Tuesday, July 16, 2013

`Give Me No High-Flown Fangled Things'

A friend in Dallas is reading Edward Seidensticker’s Low City, High City: Tokyo from Edo to the Earthquake (1983). I haven’t yet read the book and know Seidensticker only as the translator of Kawabata, Mishima and Tanizaki, but my friend sent me a passage by the Japanese writer Nagai Kafū (1879-1959) he thought I might enjoy. It’s from Kafū’s Hiyori-geta (Good-weather Footgear, also translated as Fairweather Clogs), a collection of essays about his walks around Tokyo, published in 1914: 

“I love weeds.  I have the same fondness for them as for the violets and dandelions of spring, the bell flowers and maiden flowers of autumn. I love the weeds that flourish in vacant lots, the weeds that grow on roofs, the weeds beside the road and beside the ditch. A vacant lot is a garden of weeds. The plumes of the mosquito-net grass, as delicate as glossed silk; the plumes of foxtail, soft as fur; the warm rose-pink of knotgrass blossoms; the fresh blue-white of the plantain; chickweed in flower, finer and whiter than sand: having come upon them does one not linger over them and find them difficult to give up?” 

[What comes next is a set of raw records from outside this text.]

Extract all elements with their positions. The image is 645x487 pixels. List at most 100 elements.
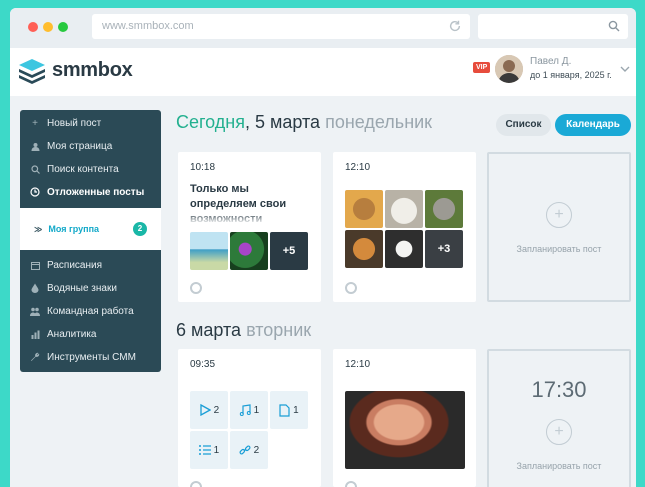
list-icon [198,445,211,455]
sidebar: + Новый пост Моя страница Поиск контента … [20,110,161,372]
clock-icon [30,187,40,197]
text-fade [190,212,312,224]
maximize-dot[interactable] [58,22,68,32]
team-icon [30,306,40,316]
date-label: , 5 марта [245,112,326,132]
today-label: Сегодня [176,112,245,132]
sidebar-item-label: Отложенные посты [47,186,145,198]
minimize-dot[interactable] [43,22,53,32]
sidebar-item-label: Аналитика [47,328,97,340]
sidebar-item-label: Расписания [47,259,102,271]
user-name[interactable]: Павел Д. [530,56,571,67]
document-attachment[interactable]: 1 [270,391,308,429]
document-icon [279,403,290,417]
image-thumbnail[interactable] [230,232,268,270]
schedule-post-label: Запланировать пост [516,461,602,471]
list-view-button[interactable]: Список [496,114,551,136]
search-icon [30,164,40,174]
brand-name: smmbox [52,59,133,81]
gear-icon[interactable] [190,481,202,487]
weekday-label: вторник [246,320,312,340]
sidebar-item-label: Командная работа [47,305,134,317]
sidebar-item-new-post[interactable]: + Новый пост [20,112,161,134]
avatar[interactable] [495,55,523,83]
image-thumbnail[interactable] [345,190,383,228]
list-attachment[interactable]: 1 [190,431,228,469]
schedule-post-slot[interactable]: 17:30 + Запланировать пост [487,349,631,487]
image-thumbnail[interactable] [345,391,465,469]
gear-icon[interactable] [345,481,357,487]
wrench-icon [30,352,40,362]
post-card[interactable]: 09:35 2 1 1 1 2 [178,349,321,487]
post-card[interactable]: 12:10 +3 [333,152,476,302]
schedule-post-label: Запланировать пост [516,244,602,254]
attachment-count: 2 [213,404,220,416]
logo-icon [19,59,45,84]
sidebar-item-my-page[interactable]: Моя страница [20,135,161,157]
audio-attachment[interactable]: 1 [230,391,268,429]
music-icon [239,404,251,416]
plus-icon: + [32,117,38,129]
chart-icon [30,329,40,339]
sidebar-item-label: Поиск контента [47,163,119,175]
browser-search[interactable] [478,14,628,39]
image-thumbnail[interactable] [190,232,228,270]
plus-icon[interactable]: + [546,202,572,228]
more-images-count[interactable]: +3 [425,230,463,268]
schedule-time: 17:30 [531,377,587,402]
more-images-count[interactable]: +5 [270,232,308,270]
image-thumbnail[interactable] [425,190,463,228]
post-time: 12:10 [345,359,371,370]
day-heading-tomorrow: 6 марта вторник [176,320,311,341]
drop-icon [30,283,40,293]
chevron-down-icon[interactable] [620,66,630,72]
date-label: 6 марта [176,320,247,340]
image-thumbnail[interactable] [385,230,423,268]
sidebar-item-teamwork[interactable]: Командная работа [20,300,161,322]
user-icon [30,141,40,151]
post-time: 12:10 [345,162,371,173]
url-text: www.smmbox.com [102,20,194,32]
browser-bar: www.smmbox.com [10,8,636,48]
main-content: + Новый пост Моя страница Поиск контента … [10,96,636,487]
close-dot[interactable] [28,22,38,32]
image-thumbnail[interactable] [345,230,383,268]
post-time: 09:35 [190,359,216,370]
sidebar-item-watermarks[interactable]: Водяные знаки [20,277,161,299]
sidebar-item-search-content[interactable]: Поиск контента [20,158,161,180]
post-card[interactable]: 10:18 Только мы определяем свои возможно… [178,152,321,302]
app-header: smmbox VIP Павел Д. до 1 января, 2025 г. [10,48,636,96]
calendar-view-button[interactable]: Календарь [555,114,631,136]
sidebar-item-smm-tools[interactable]: Инструменты СММ [20,346,161,368]
group-icon: ≫ [34,224,43,234]
attachment-count: 1 [253,404,260,416]
gear-icon[interactable] [345,282,357,294]
video-attachment[interactable]: 2 [190,391,228,429]
address-bar[interactable]: www.smmbox.com [92,14,470,39]
attachment-count: 1 [213,444,220,456]
browser-window: www.smmbox.com smmbox VIP Павел Д. до 1 … [10,8,636,487]
sidebar-item-my-group[interactable]: ≫ Моя группа 2 [20,208,161,250]
calendar-icon [30,260,40,270]
weekday-label: понедельник [325,112,433,132]
plus-icon[interactable]: + [546,419,572,445]
sidebar-item-label: Моя группа [48,224,100,234]
link-attachment[interactable]: 2 [230,431,268,469]
attachment-count: 2 [253,444,260,456]
schedule-post-slot[interactable]: + Запланировать пост [487,152,631,302]
reload-icon[interactable] [448,19,462,33]
avatar-image [495,55,523,83]
sidebar-item-label: Водяные знаки [47,282,117,294]
gear-icon[interactable] [190,282,202,294]
sidebar-item-analytics[interactable]: Аналитика [20,323,161,345]
attachment-count: 1 [293,404,299,416]
image-thumbnail[interactable] [385,190,423,228]
sidebar-item-label: Моя страница [47,140,113,152]
sidebar-item-schedules[interactable]: Расписания [20,254,161,276]
post-card[interactable]: 12:10 [333,349,476,487]
sidebar-item-scheduled-posts[interactable]: Отложенные посты [20,181,161,203]
sidebar-item-label: Новый пост [47,117,102,129]
play-icon [200,404,211,416]
post-time: 10:18 [190,162,216,173]
sidebar-item-label: Инструменты СММ [47,351,136,363]
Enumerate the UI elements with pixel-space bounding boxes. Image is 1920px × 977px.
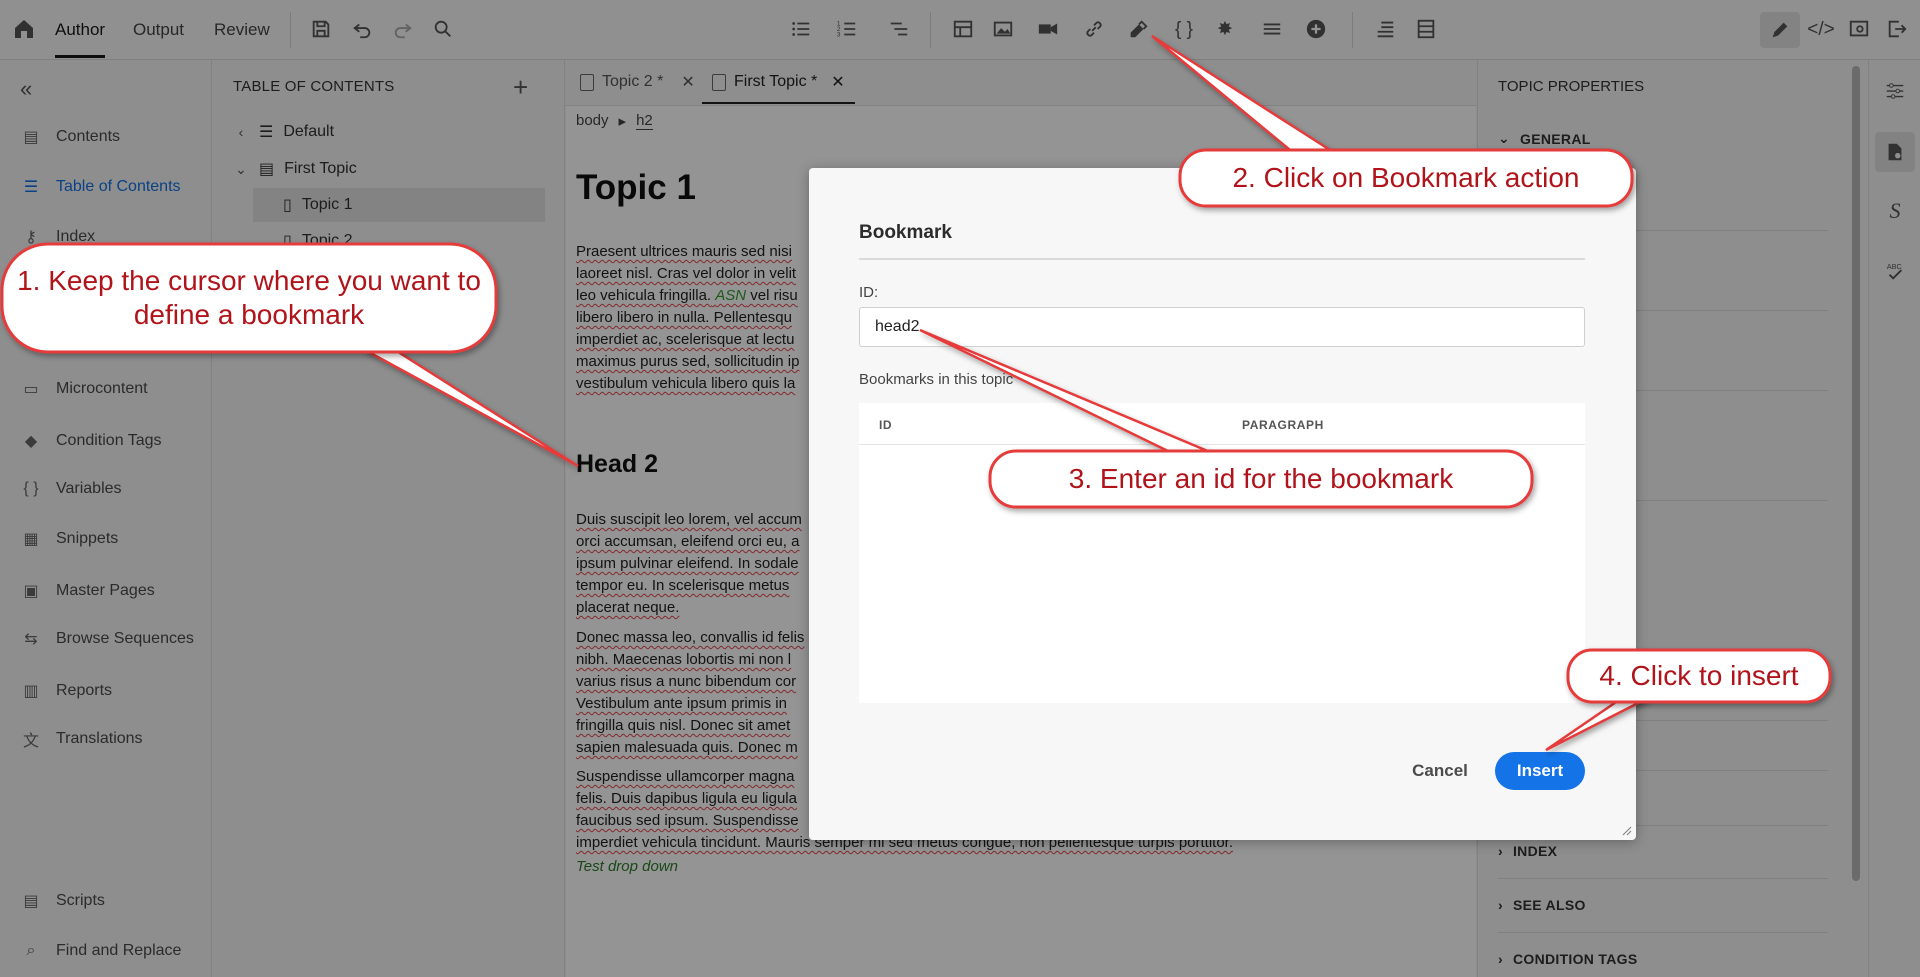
resize-grip-icon[interactable] bbox=[1620, 824, 1632, 836]
column-id[interactable]: ID bbox=[879, 418, 892, 432]
insert-button[interactable]: Insert bbox=[1495, 752, 1585, 790]
dialog-title: Bookmark bbox=[859, 222, 952, 243]
bookmark-id-input[interactable] bbox=[859, 307, 1585, 347]
cancel-button[interactable]: Cancel bbox=[1397, 752, 1483, 790]
bookmarks-list-label: Bookmarks in this topic bbox=[859, 371, 1014, 388]
callout-step-1: 1. Keep the cursor where you want to def… bbox=[17, 265, 481, 330]
bookmarks-table-header: ID PARAGRAPH bbox=[859, 403, 1585, 445]
id-label: ID: bbox=[859, 284, 879, 301]
callout-step-2: 2. Click on Bookmark action bbox=[1232, 162, 1580, 193]
column-paragraph[interactable]: PARAGRAPH bbox=[1242, 418, 1324, 432]
bookmarks-table: ID PARAGRAPH bbox=[859, 403, 1585, 703]
callout-step-3: 3. Enter an id for the bookmark bbox=[1068, 463, 1454, 494]
callout-step-4: 4. Click to insert bbox=[1599, 660, 1799, 691]
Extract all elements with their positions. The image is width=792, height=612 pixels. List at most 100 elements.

As Seidensticker notes, “Kafū could be lyrical on the subject of vacant lots.” One is tempted at first to see something distinctly Japanese in the appeal of scorned plants, except similar sentiments can be found in Western writers as various as John Clare, Thoreau, Chesterton and Richard Mabey. Weeds possess the qualities we admire in paintings and poems – eloquent humility, enduring toughness, an absence of pretention and overreaching for significance, a mingling of plainness and complexity too often mistaken for simplicity. Weeds are elemental, nature distilled. Give me a mullein over a hothouse orchid any day. In “The Flitting,” Clare defines an aesthetic by way of nature: “Give me no high-flown fangled things, / No haughty pomp in marching chime,” and says of weeds: 

“Een here my simple feelings nurse
   A love for every simple weed,
 And een this little shepherd's purse
   Grieves me to cut it up; indeed
 I feel at times a love and joy
   For every weed and every thing.” 

Shepherd’s purse is Capsella bursa-pastoris, a member of the mustard family. In Weeds: In Defense of Nature’s Most Unloved Plants (HarperCollins, 2010), Mabey writes: 

“The common garden weed shepherd’s purse is named for its seed heads, which resemble the little pouches or skrips worn by medieval peasants (there’s a typical skrip in Brueghel’s painting The Peasant Dance). Open up a purse and the seeds spill out like tiny golden coins. They’re cover with a thin layer of gum, which becomes stickier still when it’s moistened -- as for instance by contact with the soil – so that it can cling to the feet of birds.” 

Getting back to Japan, the Festival of Seven Herbs or Seven Grasses Day (Nanakusa no sekku) is observed on Jan. 7 by eating seven-herb rice porridge, including nazuna, or shepherd’s purse.